Will there be a a sequel to “The Kids Are All Right”?

 
 

Annette Bening finds it “very easy” to be attracted to Julianne Moore — and her character, Nic, in Focus Features’ The Kids Are All Right so much so that she’s open revisiting the role as the bread winner in the lesbian family drama.

“I loved playing this character, it’s true,” Bening said Tuesday during a Back Stage-sponsored Kids screening and Q&A with out director Lisa Cholodenko and cast members Moore and Mark Ruffalo at the Arclight Hollywood. “The reason I said that is because I’ve played characters I very much wanted to play but once I was done with playing them, I was done; I wanted to do it, I wanted to explore that, but then once I had done it, I was finished. But with Nic, I just felt, yeah, I’d like to continue playing this character. I still feel that way.
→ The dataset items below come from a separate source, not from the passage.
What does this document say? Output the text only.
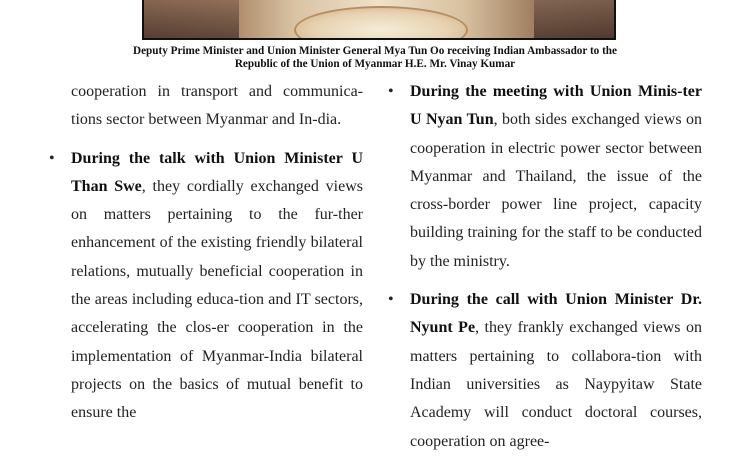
Deputy Prime Minister and Union Minister General Mya Tun Oo receiving Indian Ambassador to the
Republic of the Union of Myanmar H.E. Mr. Vinay Kumar

cooperation in transport and communica-tions sector between Myanmar and In-dia.

• During the talk with Union Minister U Than Swe, they cordially exchanged views on matters pertaining to the fur-ther enhancement of the existing friendly bilateral relations, mutually beneficial cooperation in the areas including educa-tion and IT sectors, accelerating the clos-er cooperation in the implementation of Myanmar-India bilateral projects on the basics of mutual benefit to ensure the

• During the meeting with Union Minis-ter U Nyan Tun, both sides exchanged views on cooperation in electric power sector between Myanmar and Thailand, the issue of the cross-border power line project, capacity building training for the staff to be conducted by the ministry.

• During the call with Union Minister Dr. Nyunt Pe, they frankly exchanged views on matters pertaining to collabora-tion with Indian universities as Naypyitaw State Academy will conduct doctoral courses, cooperation on agree-
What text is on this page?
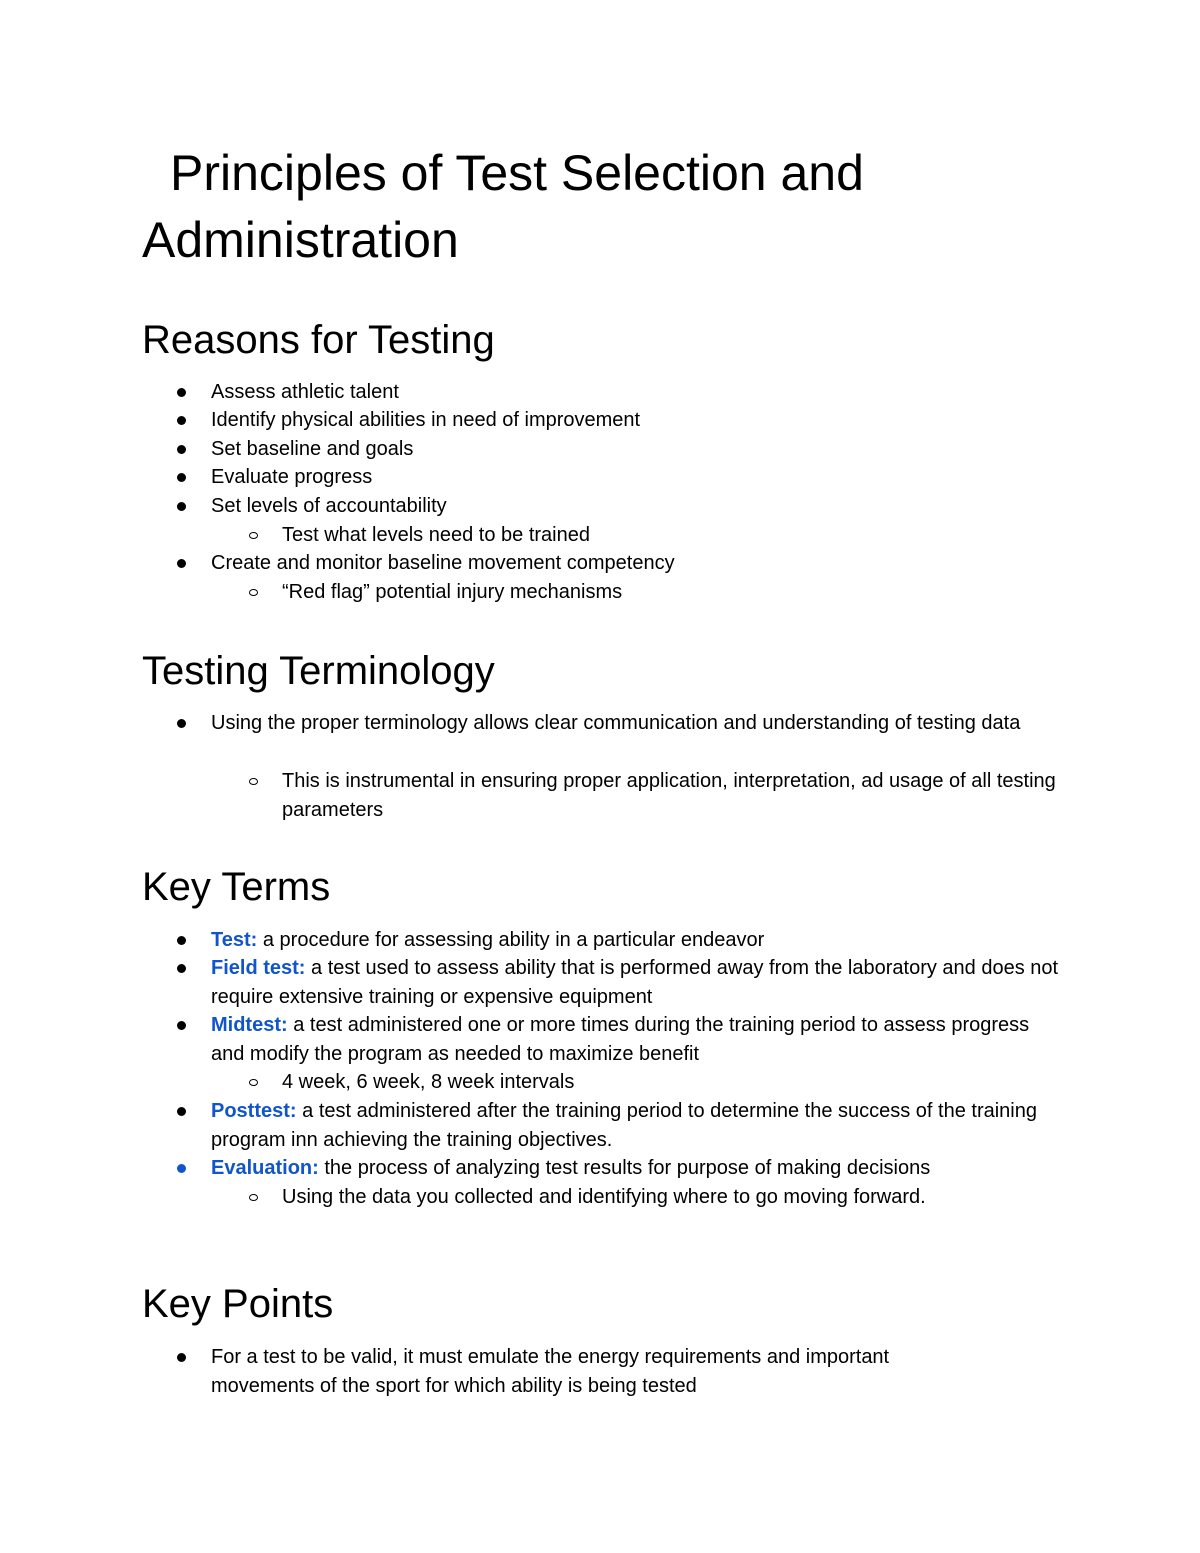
Principles of Test Selection and
Administration
Reasons for Testing
Assess athletic talent
Identify physical abilities in need of improvement
Set baseline and goals
Evaluate progress
Set levels of accountability
Test what levels need to be trained
Create and monitor baseline movement competency
“Red flag” potential injury mechanisms
Testing Terminology
Using the proper terminology allows clear communication and understanding of testing data
This is instrumental in ensuring proper application, interpretation, ad usage of all testing parameters
Key Terms
Test: a procedure for assessing ability in a particular endeavor
Field test: a test used to assess ability that is performed away from the laboratory and does not require extensive training or expensive equipment
Midtest: a test administered one or more times during the training period to assess progress and modify the program as needed to maximize benefit
4 week, 6 week, 8 week intervals
Posttest: a test administered after the training period to determine the success of the training program inn achieving the training objectives.
Evaluation: the process of analyzing test results for purpose of making decisions
Using the data you collected and identifying where to go moving forward.
Key Points
For a test to be valid, it must emulate the energy requirements and important movements of the sport for which ability is being tested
So who knows what may happen.”

Writer-director Cholodenko recently told AfterEllen.com that Bening’s remarks have her considering what would happen next were there to be a sequel to Kids.

“I thought about it like, ‘Huh? I wonder what a sequel would be like,’ ” she said in an interview. “I’m so in the thick of it with press and stuff, I didn’t give it a whole lot of attention, but I did have a few scattered thoughts about, ‘Well, where would I pick back up?’ “

During Tuesday’s Q&A, Cholodenko also discussed the film’s previous ending — which would have seen Ruffalo’s sperm donor, Paul, reunite with his biological kids and have a role in the family.

“(Co-screenwriter Stuart Blumberg and I) had at one point thought early on to do a Hollywood ending; we wanted to make a closed ending where Mark is reunited with the family,” said Cholodenko. “We had that in the script all the way to preproduction then I had a conversation with somebody where they questioned it and it just triggered me. I was like, you know what, that doesn’t effing add up and I don’t have to do it because no studio stepped up and told me to do it. So I’m going to make it the way that it feels like it has integrity, which is it ends where it ends for Mark’s character. I was really proud that I caught that because I think the other way would have felt artificial to most people. It would have felt transparent, I think.”

Longtime friends Bening and Moore also were playful when discussing their on-screen chemistry — with Moore noted that they “went out in college” and Bening added that they “dated for 10 years” — before they credited their longtime marriages for making their performance as a couple easy.

“We’d met over the years; we never worked together, but we did know each other,” Bening noted. “(The on-screen relationship) felt very natural to me. I enjoyed that part of it. … We’ve both been married for a long time so we get the long-term relationship aspect of (the characters).

“And it’s very easy to be attracted to Julianne Moore; she’s very beautiful. My only regret is that I didn’t get to kiss Mark Ruffalo,” added Bening, who then leaned in and kissed Ruffalo.